Another advantage for Thor in such testing is that each capacitor’s transit time can be not only controlled to the nanosecond level but isolated from the other capacitors. “In 30 seconds on a computer, we can determine the shape of the pulse that will produce a desired compression curve, whereas it takes days to determine how to create the ideal pulse shape for a Z experiment,” Reisman said.

Furthermore, because Thor can fire so frequently — less hardware damage per shot requires fewer technicians and enables more rapid rebooting — researchers will have many more opportunities to test an idea, he said.

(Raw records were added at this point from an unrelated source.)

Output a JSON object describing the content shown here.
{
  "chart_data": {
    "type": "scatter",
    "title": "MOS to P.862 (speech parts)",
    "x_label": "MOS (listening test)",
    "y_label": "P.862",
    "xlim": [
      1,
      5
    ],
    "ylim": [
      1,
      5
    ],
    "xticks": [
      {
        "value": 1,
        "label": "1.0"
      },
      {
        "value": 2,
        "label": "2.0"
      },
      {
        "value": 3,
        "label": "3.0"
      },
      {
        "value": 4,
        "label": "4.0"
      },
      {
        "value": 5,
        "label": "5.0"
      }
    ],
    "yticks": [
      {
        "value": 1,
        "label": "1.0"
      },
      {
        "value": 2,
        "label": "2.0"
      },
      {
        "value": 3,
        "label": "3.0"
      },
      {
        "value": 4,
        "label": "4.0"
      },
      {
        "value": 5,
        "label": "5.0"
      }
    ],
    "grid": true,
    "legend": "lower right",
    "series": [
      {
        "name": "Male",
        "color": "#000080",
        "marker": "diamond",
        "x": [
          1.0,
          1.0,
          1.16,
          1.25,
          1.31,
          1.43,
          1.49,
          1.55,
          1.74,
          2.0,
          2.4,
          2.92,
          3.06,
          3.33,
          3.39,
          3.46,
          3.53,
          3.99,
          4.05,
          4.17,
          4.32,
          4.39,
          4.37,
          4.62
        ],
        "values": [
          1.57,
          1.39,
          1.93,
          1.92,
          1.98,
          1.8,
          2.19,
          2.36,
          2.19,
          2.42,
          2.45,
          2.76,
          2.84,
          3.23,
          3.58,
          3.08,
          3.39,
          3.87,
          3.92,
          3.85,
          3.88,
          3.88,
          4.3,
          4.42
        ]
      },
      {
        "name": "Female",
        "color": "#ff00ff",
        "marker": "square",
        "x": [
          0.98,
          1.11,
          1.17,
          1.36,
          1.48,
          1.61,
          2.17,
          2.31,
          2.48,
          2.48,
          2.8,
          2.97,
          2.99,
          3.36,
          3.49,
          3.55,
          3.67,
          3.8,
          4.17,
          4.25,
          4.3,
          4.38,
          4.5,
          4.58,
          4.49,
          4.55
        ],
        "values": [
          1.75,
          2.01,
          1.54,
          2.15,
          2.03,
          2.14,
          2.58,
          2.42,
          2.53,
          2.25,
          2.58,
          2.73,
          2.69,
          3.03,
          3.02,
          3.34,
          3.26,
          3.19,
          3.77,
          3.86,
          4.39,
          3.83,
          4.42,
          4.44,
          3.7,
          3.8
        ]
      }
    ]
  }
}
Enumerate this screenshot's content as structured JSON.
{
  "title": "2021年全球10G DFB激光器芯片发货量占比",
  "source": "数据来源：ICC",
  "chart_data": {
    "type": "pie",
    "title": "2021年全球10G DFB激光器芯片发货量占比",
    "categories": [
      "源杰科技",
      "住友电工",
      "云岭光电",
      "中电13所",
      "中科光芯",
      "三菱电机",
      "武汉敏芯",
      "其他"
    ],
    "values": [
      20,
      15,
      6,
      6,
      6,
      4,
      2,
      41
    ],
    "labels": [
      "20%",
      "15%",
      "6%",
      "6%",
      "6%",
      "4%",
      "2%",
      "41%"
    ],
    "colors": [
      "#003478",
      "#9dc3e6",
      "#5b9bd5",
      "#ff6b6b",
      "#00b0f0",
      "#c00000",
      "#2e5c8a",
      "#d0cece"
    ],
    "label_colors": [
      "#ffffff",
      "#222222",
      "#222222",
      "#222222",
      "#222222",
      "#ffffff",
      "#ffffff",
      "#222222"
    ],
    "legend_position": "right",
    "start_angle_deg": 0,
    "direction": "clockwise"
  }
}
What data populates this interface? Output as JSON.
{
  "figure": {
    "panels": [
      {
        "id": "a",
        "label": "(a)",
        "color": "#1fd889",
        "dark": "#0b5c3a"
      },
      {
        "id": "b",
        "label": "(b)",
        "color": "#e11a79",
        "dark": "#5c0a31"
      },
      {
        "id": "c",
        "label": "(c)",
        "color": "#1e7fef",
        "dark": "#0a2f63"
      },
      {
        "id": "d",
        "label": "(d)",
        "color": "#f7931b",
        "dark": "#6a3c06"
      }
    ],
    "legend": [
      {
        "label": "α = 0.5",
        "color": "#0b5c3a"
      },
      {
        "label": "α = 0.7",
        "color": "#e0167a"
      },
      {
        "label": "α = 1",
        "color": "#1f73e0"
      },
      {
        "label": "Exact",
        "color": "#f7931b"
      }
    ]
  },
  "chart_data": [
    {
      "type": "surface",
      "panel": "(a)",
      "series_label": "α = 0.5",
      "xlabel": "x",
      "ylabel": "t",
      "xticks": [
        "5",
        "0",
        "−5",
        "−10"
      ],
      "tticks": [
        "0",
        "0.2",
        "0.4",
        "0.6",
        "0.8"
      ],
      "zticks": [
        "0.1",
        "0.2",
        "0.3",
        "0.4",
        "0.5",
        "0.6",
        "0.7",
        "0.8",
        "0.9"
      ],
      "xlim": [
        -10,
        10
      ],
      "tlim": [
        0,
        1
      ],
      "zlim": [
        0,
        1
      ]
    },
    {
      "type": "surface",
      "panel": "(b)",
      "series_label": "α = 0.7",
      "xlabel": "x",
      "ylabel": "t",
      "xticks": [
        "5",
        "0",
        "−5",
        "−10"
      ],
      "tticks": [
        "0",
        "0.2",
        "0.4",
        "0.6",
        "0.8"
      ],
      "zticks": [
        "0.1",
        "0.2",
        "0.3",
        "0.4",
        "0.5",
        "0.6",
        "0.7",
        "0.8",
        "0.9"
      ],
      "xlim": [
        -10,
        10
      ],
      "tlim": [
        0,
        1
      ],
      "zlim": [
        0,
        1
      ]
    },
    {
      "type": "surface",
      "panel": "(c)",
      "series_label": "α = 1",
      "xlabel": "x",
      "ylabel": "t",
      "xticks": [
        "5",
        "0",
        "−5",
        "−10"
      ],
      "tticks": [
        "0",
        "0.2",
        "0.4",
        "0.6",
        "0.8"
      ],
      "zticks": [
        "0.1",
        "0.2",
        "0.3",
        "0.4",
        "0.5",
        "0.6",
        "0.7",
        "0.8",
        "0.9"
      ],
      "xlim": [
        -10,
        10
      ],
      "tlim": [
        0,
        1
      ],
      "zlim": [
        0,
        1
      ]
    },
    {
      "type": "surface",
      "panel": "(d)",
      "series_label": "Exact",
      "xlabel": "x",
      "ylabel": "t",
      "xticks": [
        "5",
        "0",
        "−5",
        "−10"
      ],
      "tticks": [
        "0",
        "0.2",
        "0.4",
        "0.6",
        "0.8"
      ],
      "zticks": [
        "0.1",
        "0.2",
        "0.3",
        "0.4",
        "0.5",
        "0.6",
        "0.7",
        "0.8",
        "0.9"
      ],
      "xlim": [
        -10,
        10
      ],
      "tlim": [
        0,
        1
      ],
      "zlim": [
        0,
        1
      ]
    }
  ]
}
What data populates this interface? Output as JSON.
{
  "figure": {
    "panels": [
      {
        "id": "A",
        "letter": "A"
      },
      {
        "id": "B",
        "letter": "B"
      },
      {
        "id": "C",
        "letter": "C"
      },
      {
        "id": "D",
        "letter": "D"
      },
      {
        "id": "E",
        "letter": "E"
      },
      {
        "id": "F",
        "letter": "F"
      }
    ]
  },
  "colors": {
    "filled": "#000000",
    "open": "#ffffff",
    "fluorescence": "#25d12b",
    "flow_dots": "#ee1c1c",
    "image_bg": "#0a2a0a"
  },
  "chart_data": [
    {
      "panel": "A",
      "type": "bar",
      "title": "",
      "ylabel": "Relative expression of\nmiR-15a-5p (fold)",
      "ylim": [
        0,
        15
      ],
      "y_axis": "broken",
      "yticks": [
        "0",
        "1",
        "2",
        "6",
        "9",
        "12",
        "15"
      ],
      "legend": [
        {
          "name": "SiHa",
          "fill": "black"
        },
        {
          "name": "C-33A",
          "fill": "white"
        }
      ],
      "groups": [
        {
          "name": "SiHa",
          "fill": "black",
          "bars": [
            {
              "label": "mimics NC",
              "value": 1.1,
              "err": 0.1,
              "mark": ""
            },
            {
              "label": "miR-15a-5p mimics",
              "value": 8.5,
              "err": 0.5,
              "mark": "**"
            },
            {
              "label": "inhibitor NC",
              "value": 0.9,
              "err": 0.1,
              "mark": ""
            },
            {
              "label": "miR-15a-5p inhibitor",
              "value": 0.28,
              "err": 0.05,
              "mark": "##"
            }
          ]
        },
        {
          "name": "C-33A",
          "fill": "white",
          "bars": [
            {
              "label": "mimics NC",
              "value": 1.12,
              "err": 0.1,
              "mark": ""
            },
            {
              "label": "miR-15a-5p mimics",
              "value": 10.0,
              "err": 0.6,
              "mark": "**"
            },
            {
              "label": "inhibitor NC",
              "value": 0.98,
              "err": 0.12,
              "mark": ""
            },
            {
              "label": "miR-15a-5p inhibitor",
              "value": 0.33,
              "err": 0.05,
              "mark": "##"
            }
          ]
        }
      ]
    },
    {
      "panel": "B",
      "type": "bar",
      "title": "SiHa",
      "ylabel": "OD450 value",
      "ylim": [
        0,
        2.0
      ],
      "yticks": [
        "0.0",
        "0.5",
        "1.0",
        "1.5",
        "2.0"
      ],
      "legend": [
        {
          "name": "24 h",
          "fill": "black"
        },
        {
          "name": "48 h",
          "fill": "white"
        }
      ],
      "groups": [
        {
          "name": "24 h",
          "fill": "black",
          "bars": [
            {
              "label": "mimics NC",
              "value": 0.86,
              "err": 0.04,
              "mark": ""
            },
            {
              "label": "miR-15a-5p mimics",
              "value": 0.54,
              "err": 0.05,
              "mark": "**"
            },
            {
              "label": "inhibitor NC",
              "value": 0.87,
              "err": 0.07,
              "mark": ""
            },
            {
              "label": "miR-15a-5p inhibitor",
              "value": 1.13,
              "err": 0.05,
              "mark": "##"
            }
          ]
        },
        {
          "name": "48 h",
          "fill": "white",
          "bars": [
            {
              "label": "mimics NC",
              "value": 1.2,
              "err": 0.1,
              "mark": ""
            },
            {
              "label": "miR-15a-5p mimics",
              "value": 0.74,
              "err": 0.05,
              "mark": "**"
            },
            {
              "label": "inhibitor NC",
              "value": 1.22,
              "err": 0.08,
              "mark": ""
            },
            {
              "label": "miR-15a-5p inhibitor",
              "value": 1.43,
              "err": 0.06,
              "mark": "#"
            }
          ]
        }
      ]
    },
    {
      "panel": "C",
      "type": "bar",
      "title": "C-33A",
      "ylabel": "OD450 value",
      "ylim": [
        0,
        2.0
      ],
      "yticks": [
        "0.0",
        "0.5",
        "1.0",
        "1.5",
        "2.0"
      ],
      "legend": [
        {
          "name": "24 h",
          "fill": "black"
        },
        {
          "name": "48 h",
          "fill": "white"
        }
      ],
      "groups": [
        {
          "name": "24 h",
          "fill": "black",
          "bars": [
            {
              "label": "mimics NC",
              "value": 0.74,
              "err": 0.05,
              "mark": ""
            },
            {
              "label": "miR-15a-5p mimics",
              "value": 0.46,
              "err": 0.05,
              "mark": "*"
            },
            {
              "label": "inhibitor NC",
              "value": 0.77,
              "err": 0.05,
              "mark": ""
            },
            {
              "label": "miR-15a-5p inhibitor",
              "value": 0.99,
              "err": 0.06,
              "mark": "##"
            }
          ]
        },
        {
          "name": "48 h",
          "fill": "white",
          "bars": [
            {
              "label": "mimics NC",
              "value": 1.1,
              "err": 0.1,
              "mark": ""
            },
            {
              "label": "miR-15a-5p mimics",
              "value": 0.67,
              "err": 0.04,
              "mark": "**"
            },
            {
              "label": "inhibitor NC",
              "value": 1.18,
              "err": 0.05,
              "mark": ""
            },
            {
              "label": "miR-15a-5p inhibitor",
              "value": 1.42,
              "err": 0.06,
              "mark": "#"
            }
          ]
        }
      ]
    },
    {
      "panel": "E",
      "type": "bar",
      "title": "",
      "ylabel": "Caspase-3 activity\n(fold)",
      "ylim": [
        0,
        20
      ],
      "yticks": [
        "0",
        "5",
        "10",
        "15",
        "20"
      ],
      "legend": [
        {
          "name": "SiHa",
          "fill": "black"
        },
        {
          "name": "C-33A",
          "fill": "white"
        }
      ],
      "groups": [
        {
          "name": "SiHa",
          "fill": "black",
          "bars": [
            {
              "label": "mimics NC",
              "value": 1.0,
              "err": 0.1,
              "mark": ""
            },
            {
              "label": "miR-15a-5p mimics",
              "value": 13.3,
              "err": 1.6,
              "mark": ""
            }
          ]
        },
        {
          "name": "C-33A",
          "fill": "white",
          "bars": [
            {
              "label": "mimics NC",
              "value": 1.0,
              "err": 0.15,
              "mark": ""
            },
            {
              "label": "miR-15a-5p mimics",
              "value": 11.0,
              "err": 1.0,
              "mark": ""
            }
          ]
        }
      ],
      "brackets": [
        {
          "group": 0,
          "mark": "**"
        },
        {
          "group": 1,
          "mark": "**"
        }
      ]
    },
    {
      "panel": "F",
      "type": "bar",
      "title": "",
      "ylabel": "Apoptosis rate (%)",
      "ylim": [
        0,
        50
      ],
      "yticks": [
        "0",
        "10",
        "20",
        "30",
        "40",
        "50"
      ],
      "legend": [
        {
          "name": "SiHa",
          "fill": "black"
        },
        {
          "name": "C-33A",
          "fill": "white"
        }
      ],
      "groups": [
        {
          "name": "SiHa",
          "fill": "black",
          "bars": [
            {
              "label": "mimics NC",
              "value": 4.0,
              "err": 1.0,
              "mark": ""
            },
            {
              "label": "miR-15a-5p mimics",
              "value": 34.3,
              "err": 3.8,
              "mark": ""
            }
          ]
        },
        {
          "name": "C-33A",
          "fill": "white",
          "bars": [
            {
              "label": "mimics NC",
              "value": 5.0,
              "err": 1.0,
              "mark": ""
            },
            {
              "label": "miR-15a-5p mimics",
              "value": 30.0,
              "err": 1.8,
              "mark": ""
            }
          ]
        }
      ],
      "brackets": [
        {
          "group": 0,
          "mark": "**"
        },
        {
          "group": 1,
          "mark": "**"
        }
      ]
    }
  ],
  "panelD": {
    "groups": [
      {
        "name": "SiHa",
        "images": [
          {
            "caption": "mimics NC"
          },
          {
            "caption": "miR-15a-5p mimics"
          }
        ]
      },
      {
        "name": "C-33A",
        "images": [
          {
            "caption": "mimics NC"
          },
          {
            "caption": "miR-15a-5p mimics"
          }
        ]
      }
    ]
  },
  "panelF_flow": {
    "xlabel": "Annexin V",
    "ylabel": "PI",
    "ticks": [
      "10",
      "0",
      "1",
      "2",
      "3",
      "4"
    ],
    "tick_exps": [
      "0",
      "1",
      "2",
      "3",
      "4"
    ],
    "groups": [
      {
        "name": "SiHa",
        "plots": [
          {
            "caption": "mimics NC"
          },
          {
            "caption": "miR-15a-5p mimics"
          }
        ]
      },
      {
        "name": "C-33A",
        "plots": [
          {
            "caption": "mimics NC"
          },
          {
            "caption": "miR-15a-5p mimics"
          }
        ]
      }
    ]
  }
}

But there’s more at stake than extra experiments or even new diagnostics. There’s testing the efficiency of a radically different accelerator design.

Radical shoeboxes

Thor’s shoebox-sized units, known as “bricks,” contain two capacitors and a switch. The assembled unit is a fourth-generation descendant of a device jointly developed by Sandia and the Institute of High-Current Electronics in Tomsk, Russia, called a linear transformer driver (LTD). The original LTD units, also called “bricks,” had no cables to separate outputs, but instead were linked together to add voltage as well as current. (Because Thor’s bricks are isolated from each other, they add current but not voltage.)

Everything depends upon adding bricks. Sandia is building Thor in stages and already has assembled materials.  Two intermediate stages are expected in 2016. These will comprise 24 bricks (Thor 24) and 48 bricks (Thor 48). “These are ‘first-light’ machines that will be used for initial experiments and validation,” Reisman said.

Thor 144, when completed, should reach 1 million atmospheres of pressure.